A second shot cracked sharply; and a voice (God! was I mad!) cried: “Hold him, Petrie!”

Rigid with fearful astonishment I stood, as out from the boat above me leaped a figure attired solely in shirt and trousers. The newcomer leaped away in the wake of the mummy-man—who had vanished around the corner by the smoke-room. Over his shoulder he cried back at me:

“The bishop’s stateroom! See that no one enters!”

I clutched at my head—which seemed to be fiery hot; I realized in my own person the sensation of one who knows himself mad.

For the man who pursued the mummy was Nayland Smith!


I stood in the bishop’s state-room, Nayland Smith, his gaunt face wet with perspiration, beside me, handling certain odd looking objects which littered the place, and lay about amid the discarded garments of the absent cleric.
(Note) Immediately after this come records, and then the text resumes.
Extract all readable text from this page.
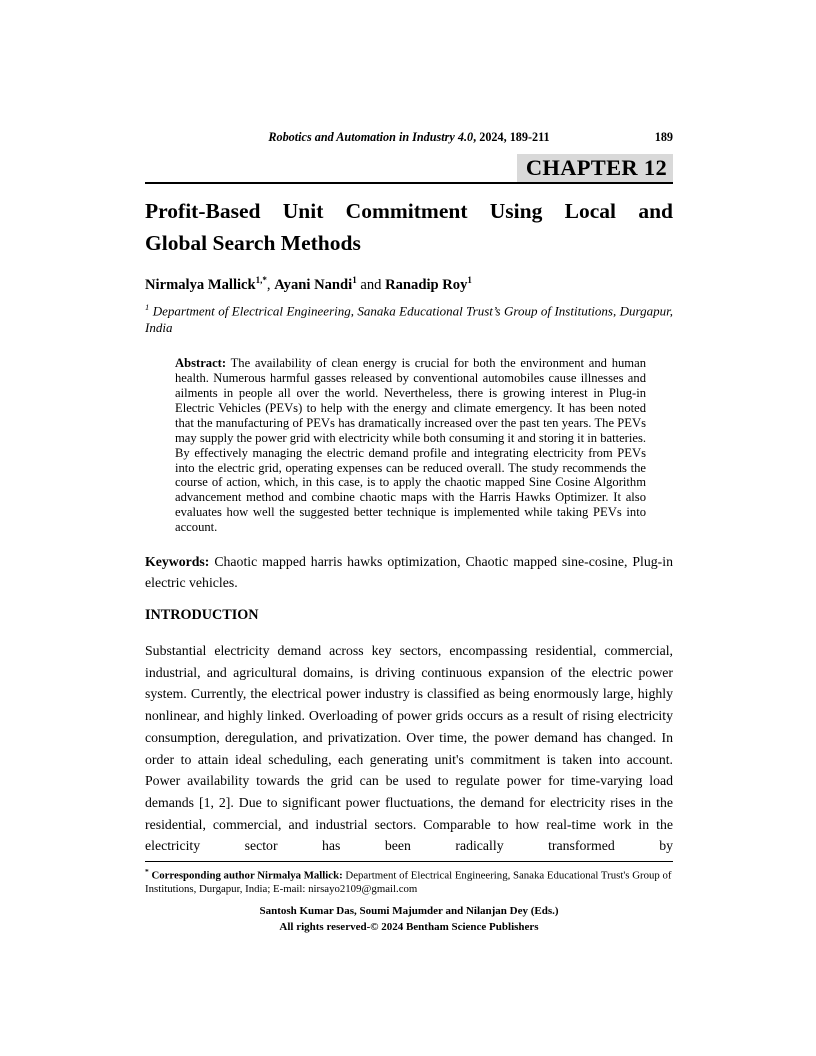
Robotics and Automation in Industry 4.0, 2024, 189-211	189
CHAPTER 12
Profit-Based Unit Commitment Using Local and
Global Search Methods
Nirmalya Mallick$^{1,*}$, Ayani Nandi$^1$ and Ranadip Roy$^1$
$^1$ Department of Electrical Engineering, Sanaka Educational Trust’s Group of Institutions, Durgapur, India
Abstract: The availability of clean energy is crucial for both the environment and human health. Numerous harmful gasses released by conventional automobiles cause illnesses and ailments in people all over the world. Nevertheless, there is growing interest in Plug-in Electric Vehicles (PEVs) to help with the energy and climate emergency. It has been noted that the manufacturing of PEVs has dramatically increased over the past ten years. The PEVs may supply the power grid with electricity while both consuming it and storing it in batteries. By effectively managing the electric demand profile and integrating electricity from PEVs into the electric grid, operating expenses can be reduced overall. The study recommends the course of action, which, in this case, is to apply the chaotic mapped Sine Cosine Algorithm advancement method and combine chaotic maps with the Harris Hawks Optimizer. It also evaluates how well the suggested better technique is implemented while taking PEVs into account.
Keywords: Chaotic mapped harris hawks optimization, Chaotic mapped sine-cosine, Plug-in electric vehicles.
INTRODUCTION
Substantial electricity demand across key sectors, encompassing residential, commercial, industrial, and agricultural domains, is driving continuous expansion of the electric power system. Currently, the electrical power industry is classified as being enormously large, highly nonlinear, and highly linked. Overloading of power grids occurs as a result of rising electricity consumption, deregulation, and privatization. Over time, the power demand has changed. In order to attain ideal scheduling, each generating unit's commitment is taken into account. Power availability towards the grid can be used to regulate power for time-varying load demands [1, 2]. Due to significant power fluctuations, the demand for electricity rises in the residential, commercial, and industrial sectors. Comparable to how real-time work in the electricity sector has been radically transformed by
* Corresponding author Nirmalya Mallick: Department of Electrical Engineering, Sanaka Educational Trust's Group of Institutions, Durgapur, India; E-mail: nirsayo2109@gmail.com
Santosh Kumar Das, Soumi Majumder and Nilanjan Dey (Eds.)
All rights reserved-© 2024 Bentham Science Publishers
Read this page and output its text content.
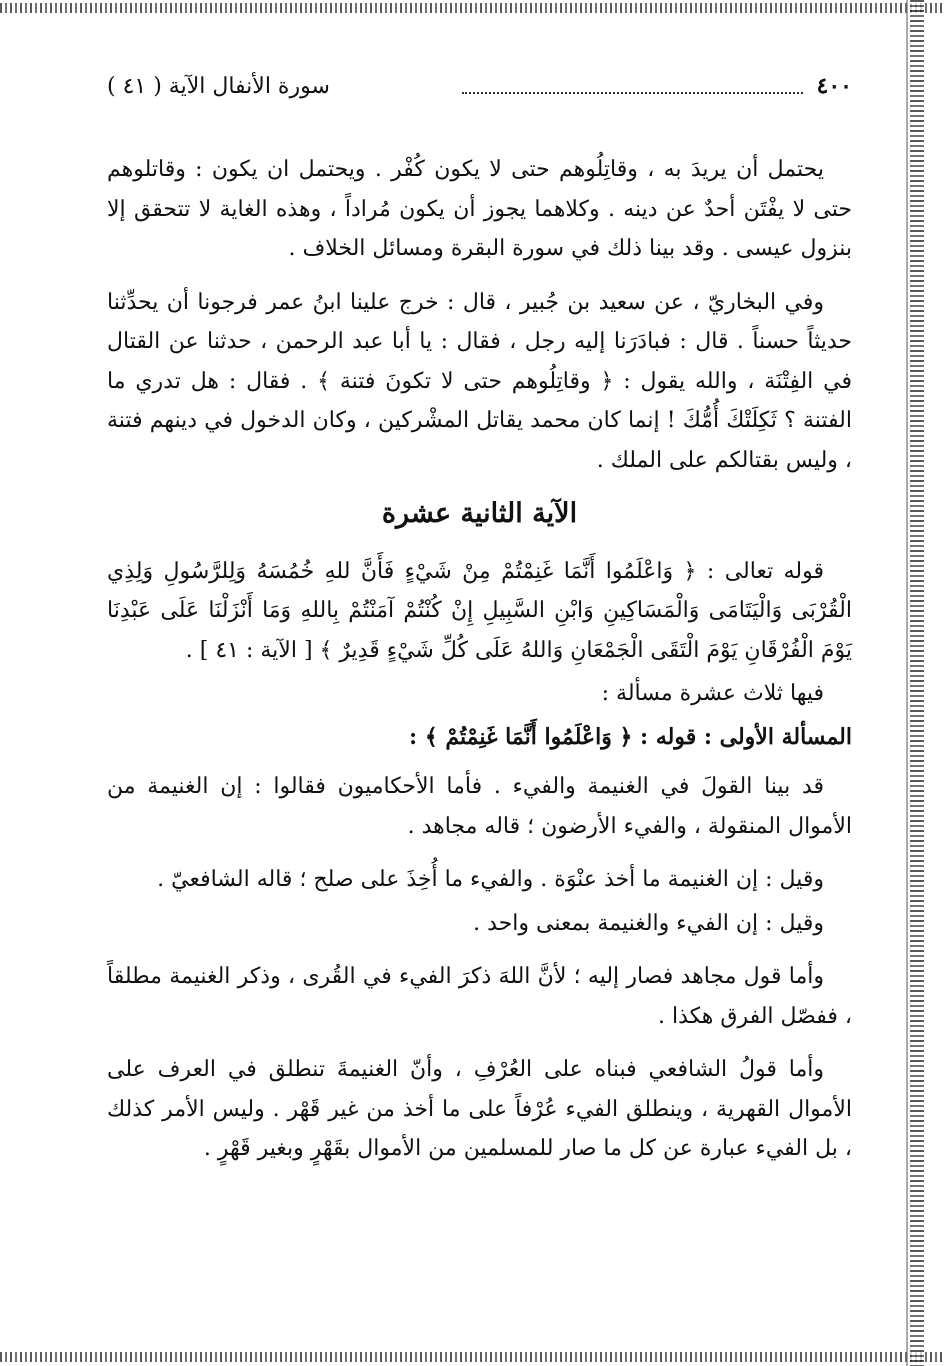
٤٠٠
سورة الأنفال الآية ( ٤١ )

يحتمل أن يريدَ به ، وقاتِلُوهم حتى لا يكون كُفْر . ويحتمل ان يكون : وقاتلوهم حتى لا يفْتَن أحدٌ عن دينه . وكلاهما يجوز أن يكون مُراداً ، وهذه الغاية لا تتحقق إلا بنزول عيسى . وقد بينا ذلك في سورة البقرة ومسائل الخلاف .

وفي البخاريّ ، عن سعيد بن جُبير ، قال : خرج علينا ابنُ عمر فرجونا أن يحدِّثنا حديثاً حسناً . قال : فبادَرَنا إليه رجل ، فقال : يا أبا عبد الرحمن ، حدثنا عن القتال في الفِتْنَة ، والله يقول : ﴿ وقاتِلُوهم حتى لا تكونَ فتنة ﴾ . فقال : هل تدري ما الفتنة ؟ ثَكِلَتْكَ أُمُّكَ ! إنما كان محمد يقاتل المشْركين ، وكان الدخول في دينهم فتنة ، وليس بقتالكم على الملك .

الآية الثانية عشرة

قوله تعالى : ﴿ وَاعْلَمُوا أَنَّمَا غَنِمْتُمْ مِنْ شَيْءٍ فَأَنَّ للهِ خُمُسَهُ وَلِلرَّسُولِ وَلِذِي الْقُرْبَى وَالْيَتَامَى وَالْمَسَاكِينِ وَابْنِ السَّبِيلِ إِنْ كُنْتُمْ آمَنْتُمْ بِاللهِ وَمَا أَنْزَلْنَا عَلَى عَبْدِنَا يَوْمَ الْفُرْقَانِ يَوْمَ الْتَقَى الْجَمْعَانِ وَاللهُ عَلَى كُلِّ شَيْءٍ قَدِيرٌ ﴾ [ الآية : ٤١ ] .

فيها ثلاث عشرة مسألة :

المسألة الأولى : قوله : ﴿ وَاعْلَمُوا أَنَّمَا غَنِمْتُمْ ﴾ :

قد بينا القولَ في الغنيمة والفيء . فأما الأحكاميون فقالوا : إن الغنيمة من الأموال المنقولة ، والفيء الأرضون ؛ قاله مجاهد .

وقيل : إن الغنيمة ما أخذ عنْوَة . والفيء ما أُخِذَ على صلح ؛ قاله الشافعيّ .

وقيل : إن الفيء والغنيمة بمعنى واحد .

وأما قول مجاهد فصار إليه ؛ لأنَّ اللهَ ذكرَ الفيء في القُرى ، وذكر الغنيمة مطلقاً ، ففصّل الفرق هكذا .

وأما قولُ الشافعي فبناه على العُرْفِ ، وأنّ الغنيمةَ تنطلق في العرف على الأموال القهرية ، وينطلق الفيء عُرْفاً على ما أخذ من غير قَهْر . وليس الأمر كذلك ، بل الفيء عبارة عن كل ما صار للمسلمين من الأموال بقَهْرٍ وبغير قَهْرٍ .
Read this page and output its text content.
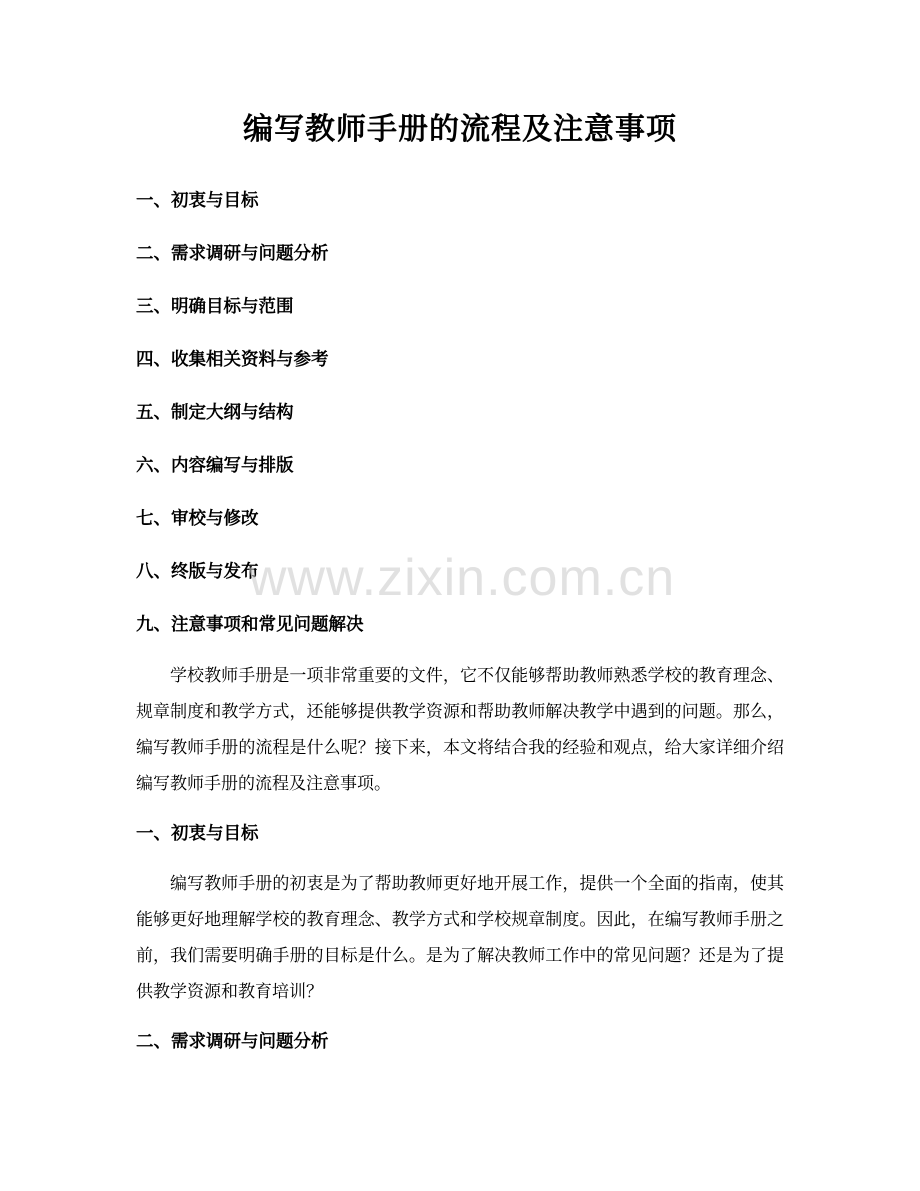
编写教师手册的流程及注意事项
一、初衷与目标
二、需求调研与问题分析
三、明确目标与范围
四、收集相关资料与参考
五、制定大纲与结构
六、内容编写与排版
七、审校与修改
八、终版与发布
九、注意事项和常见问题解决

学校教师手册是一项非常重要的文件，它不仅能够帮助教师熟悉学校的教育理念、规章制度和教学方式，还能够提供教学资源和帮助教师解决教学中遇到的问题。那么，编写教师手册的流程是什么呢？接下来，本文将结合我的经验和观点，给大家详细介绍编写教师手册的流程及注意事项。

一、初衷与目标

编写教师手册的初衷是为了帮助教师更好地开展工作，提供一个全面的指南，使其能够更好地理解学校的教育理念、教学方式和学校规章制度。因此，在编写教师手册之前，我们需要明确手册的目标是什么。是为了解决教师工作中的常见问题？还是为了提供教学资源和教育培训？

二、需求调研与问题分析
www.zixin.com.cn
“Pneumatic pads!” he snapped. “The man was a walking air-cushion!” He gingerly fingered two strange rubber appliances. “For distending the cheeks,” he muttered, dropping them disgustedly on the floor. “His hands and wrists betrayed him, Petrie. He wore his cuff unusually long but he could not entirely hide his bony wrists. To have watched him, whilst remaining myself unseen, was next to impossible; hence my device of tossing a dummy overboard, calculated to float for less than ten minutes! It actually floated nearly fifteen, as a matter of fact, and I had some horrible moments!”

“Smith!” I said—“how could you submit me...”

He clapped his hands on my shoulders.